Several years ago now, I acquired a fairly substantial collection of movies on VHS that I've been meaning to do something with for a good decade, if not fifteen years by this point. I did manage to watch a few of them the first year or two I had them, but that kinda tapered off quick because I had other things I was at least pretending to do with my time when I wasn't busy with my day job. In 2014, I had intended to try doing something like this with them, where I'd try to sit down and watch one so I could write a quickie review of it. Turns out, the VCR I had intended quit functioning in that regard, and I pretty much abandoned the project for other things, even after I'd managed to get a TV/VCR combo unit to work with.
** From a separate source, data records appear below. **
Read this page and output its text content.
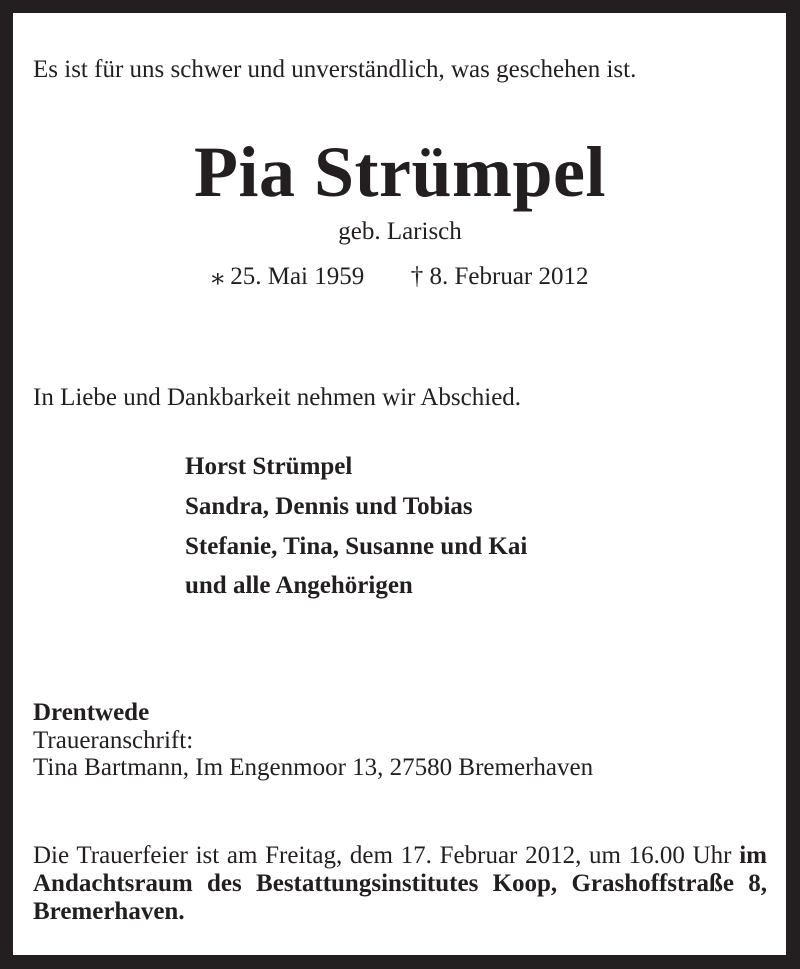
Es ist für uns schwer und unverständlich, was geschehen ist.
Pia Strümpel
geb. Larisch
⁎ 25. Mai 1959 † 8. Februar 2012
In Liebe und Dankbarkeit nehmen wir Abschied.
Horst Strümpel
Sandra, Dennis und Tobias
Stefanie, Tina, Susanne und Kai
und alle Angehörigen
Drentwede
Traueranschrift:
Tina Bartmann, Im Engenmoor 13, 27580 Bremerhaven
Die Trauerfeier ist am Freitag, dem 17. Februar 2012, um 16.00 Uhr im Andachtsraum des Bestattungsinstitutes Koop, Grashoffstraße 8, Bremerhaven.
Eight years or so later, I'm finally getting back to some of that because I've been contributing some of my old VHS tapes that either I recorded or someone recorded for me off cable to a YouTube channel called Dave's Archives, which is mostly about TV commercials from the 1970s through the early 2000s, as of this writing. That got me going through my movie shelf again, in hopes that I'd be able to pass along more than I already had. I'm pretty sure most of them are commercially pressed, or whatever the correct term for VHS tapes would be, but I figured I'd go through them anyway, just in case there were any hidden gems. I'm not saying there will be, but there's that possibility, because I suspect the tape this title was on is not the only one like it in the mix. It's got a home-user-generated label that reads “The Showtime 30 Minute Movie: “12:01 PM...”, which makes me think it was recorded off the Showtime cable channel somewhere. There were no commercials, but there was a 25-minute short film that, as far as I can tell, was based on a short story by Richard Lupoff.
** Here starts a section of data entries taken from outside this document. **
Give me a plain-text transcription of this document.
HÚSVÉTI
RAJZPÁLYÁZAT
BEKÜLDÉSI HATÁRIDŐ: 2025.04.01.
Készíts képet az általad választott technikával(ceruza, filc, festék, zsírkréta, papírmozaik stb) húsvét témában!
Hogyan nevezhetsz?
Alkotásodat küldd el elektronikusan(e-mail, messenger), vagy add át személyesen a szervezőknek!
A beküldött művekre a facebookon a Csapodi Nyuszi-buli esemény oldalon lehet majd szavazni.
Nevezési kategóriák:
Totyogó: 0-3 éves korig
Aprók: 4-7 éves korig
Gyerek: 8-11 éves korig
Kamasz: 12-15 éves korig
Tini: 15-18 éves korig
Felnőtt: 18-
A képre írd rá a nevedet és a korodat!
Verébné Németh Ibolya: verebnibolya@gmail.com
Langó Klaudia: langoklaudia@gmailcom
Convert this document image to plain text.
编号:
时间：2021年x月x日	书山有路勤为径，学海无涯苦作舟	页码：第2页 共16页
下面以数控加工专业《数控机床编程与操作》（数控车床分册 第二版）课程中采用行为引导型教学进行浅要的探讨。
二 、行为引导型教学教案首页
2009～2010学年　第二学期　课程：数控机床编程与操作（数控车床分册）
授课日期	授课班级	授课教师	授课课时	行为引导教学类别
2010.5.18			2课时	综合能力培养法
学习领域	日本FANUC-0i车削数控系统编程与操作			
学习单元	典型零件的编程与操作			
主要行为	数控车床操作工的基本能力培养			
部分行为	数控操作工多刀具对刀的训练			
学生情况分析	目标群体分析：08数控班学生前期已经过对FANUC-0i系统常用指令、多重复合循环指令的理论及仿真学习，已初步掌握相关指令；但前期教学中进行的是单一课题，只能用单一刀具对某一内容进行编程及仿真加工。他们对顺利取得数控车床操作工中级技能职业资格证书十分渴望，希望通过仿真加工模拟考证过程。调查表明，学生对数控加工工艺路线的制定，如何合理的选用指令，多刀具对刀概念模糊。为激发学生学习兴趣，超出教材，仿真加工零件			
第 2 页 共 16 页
In a nutshell, the story is about this corporate executive dude called Myron Castleman who winds up trapped in a time loop over his lunch hour one day and starts doing all sorts of increasingly crazy shit to get out of it because he remembers it all and it's driving him mad. There's also this physicist who kinda predicted that something like it might be possible but thinks it's just a theory until Castleman gets ahold of him and somehow managed to convince him that it's more than that just before the last loop of the short ends with Castleman blowing his own head off with a guard's gun at the physicist's lab, only to wind up back at the start of the loop again anyway.
The short version I'm working with here came out in 1991, and from what I can tell by a quick search on IMDb, there was a feature-lenght TV movie that came out in 1993. I'm not sure if I have that one, too, but I'm sure I'll find out, since I'll be digging through that shelf anyway, just to see what else is there. One other interesting note is that this short kind of reminded me of a season five episode of Star Trek: The Next Generation called Cause and Effect, where the ship is caught in a time loop, but manages to get out of it by the end. Not sure if there's a connection or not.
From here, the question is what I'm going to do with all these commercially produced tapes I've got once I'm done with them. I can't really see keeping them, since I doubt I'll ever watch them again, assuming I ever do watch them to begin with. I know there's a local second-hand media store with a couple locations, but I'm not sure they still buy VHS. In this case, they probably wouldn't even if the do in general because a couple years back, I went to sell off some old DVDs and there were one or two they wouldn't take because there was no UPC barcode on the case, and the same is true for this one. Unless there's somebody I know personally who might want it, I might just have to give it to Goodwill or something, and even then, I'm not sure they'd take it either. I'm sure I'll figure something out.
Anyway, it's time to wrap this up. I'll see you with something else before too long, I hope.